Cependant le mois s’achevait. Clarinette fut tout à coup prise de vomissements, avec des douleurs sourdes dans le ventre ; et comme la cinquième semaine ne ramenait toujours pas la crise du sexe, elle se crut décidément enceinte. Quelle drôle de machine que le corps d’une femme ! Elle ne pouvait tant seulement se payer un peu de bon temps sans germer ! Les bêtes, elles du moins, n’avaient qu’une saison. Et elle était tentée de maudire le plaisir, envia les béguines qui vivent dans le mépris des hommes. Elle finit par ne plus penser qu’à l’étrange pouvoir de cette vieille qui si distinctement avait lu dans sa destinée. « M’fille, i t’viendra un p’tit et t’galant t’mariera ».

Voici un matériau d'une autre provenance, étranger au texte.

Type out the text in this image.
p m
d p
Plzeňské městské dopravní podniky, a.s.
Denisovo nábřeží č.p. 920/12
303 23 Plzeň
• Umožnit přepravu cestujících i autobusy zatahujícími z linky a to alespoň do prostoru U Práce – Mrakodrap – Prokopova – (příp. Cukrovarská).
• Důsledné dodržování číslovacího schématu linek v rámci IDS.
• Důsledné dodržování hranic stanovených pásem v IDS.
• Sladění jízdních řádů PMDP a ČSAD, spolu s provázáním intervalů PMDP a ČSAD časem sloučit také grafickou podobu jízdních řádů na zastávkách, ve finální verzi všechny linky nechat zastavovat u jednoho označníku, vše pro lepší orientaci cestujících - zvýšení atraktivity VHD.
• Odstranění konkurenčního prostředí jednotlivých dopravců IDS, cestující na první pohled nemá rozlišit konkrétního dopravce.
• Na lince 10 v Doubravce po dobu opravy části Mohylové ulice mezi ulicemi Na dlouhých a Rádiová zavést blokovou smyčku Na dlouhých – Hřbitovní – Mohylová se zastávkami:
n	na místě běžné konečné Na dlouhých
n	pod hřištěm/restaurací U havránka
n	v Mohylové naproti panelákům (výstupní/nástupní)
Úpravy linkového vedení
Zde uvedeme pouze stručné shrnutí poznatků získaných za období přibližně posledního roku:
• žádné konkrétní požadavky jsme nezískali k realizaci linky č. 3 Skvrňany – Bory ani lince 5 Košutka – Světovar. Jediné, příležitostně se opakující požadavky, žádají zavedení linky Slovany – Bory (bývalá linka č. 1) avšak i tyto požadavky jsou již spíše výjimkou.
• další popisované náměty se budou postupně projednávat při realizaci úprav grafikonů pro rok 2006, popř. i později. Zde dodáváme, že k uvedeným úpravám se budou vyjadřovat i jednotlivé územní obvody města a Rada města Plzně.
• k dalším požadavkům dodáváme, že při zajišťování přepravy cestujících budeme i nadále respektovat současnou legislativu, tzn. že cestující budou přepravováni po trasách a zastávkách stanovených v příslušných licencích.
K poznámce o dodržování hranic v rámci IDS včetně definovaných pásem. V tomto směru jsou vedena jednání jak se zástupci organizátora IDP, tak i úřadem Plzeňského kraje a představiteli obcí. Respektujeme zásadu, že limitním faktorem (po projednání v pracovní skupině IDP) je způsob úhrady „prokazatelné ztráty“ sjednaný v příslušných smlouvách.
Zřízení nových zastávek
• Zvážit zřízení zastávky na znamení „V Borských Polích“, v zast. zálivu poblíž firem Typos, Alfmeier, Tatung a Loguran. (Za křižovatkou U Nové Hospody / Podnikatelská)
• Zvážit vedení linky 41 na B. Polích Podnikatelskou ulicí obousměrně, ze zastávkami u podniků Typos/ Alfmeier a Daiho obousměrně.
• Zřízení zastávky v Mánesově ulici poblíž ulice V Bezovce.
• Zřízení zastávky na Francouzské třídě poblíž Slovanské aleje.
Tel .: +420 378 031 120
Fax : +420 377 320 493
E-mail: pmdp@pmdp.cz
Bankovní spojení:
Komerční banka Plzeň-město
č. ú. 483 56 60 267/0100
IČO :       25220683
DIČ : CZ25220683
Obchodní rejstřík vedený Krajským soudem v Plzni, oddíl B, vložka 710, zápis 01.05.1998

Un soir de la mi-août, comme ils trôlaîent à travers les éteules dans la blancheur fraîche de la pleine lune, il voulut l’attirer à lui. Elle lui était venue ce soir-là plus câline que d’habitude, avec des frôlements lascifs de chatte en amour, et dès les premiers pas, lui avait noué son bras autour des reins, dans un enlacement côte à côte. Mais, au geste qu’il fit pour l’agripper, elle se rejeta violemment, comme blessée par son attouchement, et toute triste, lui décocha :

— C’est fini d’rire, m’n’ami. C’est fini, qué j’te dis ; ta Rinette n’a pu qu’à s’jeter à l’iau.

Il hocha la tête, et se plantant devant elle :

— Ben quoi ? Qu’est-ce que t’as ? Pour sûr il est arrivé cor une fois une affaire.

Ah ! oui, qu’il était arrivé quelque chose, mais elle n’osait pas lui dire quoi ; quand il saurait son malheur, il la battrait, ou pis encore, il la lâcherait. Et la tête roulée dans la poitrine de Huriaux, elle geignait, avec des sanglots, répétait constamment :

— J’seu trop malheureuse ; aussi !

Lui, sourdement inquiet, tirait de grosses fumées de sa pipe, la chemise chaude des larmes qu’elle versait ; et il continuait à l’interroger en lui caressant la nuque :

— Voyons, parle… Parle, qué j’te dis.

À la fin elle éclata :

— Ben, c’est à cause du p’tit qu’tu m’as fait !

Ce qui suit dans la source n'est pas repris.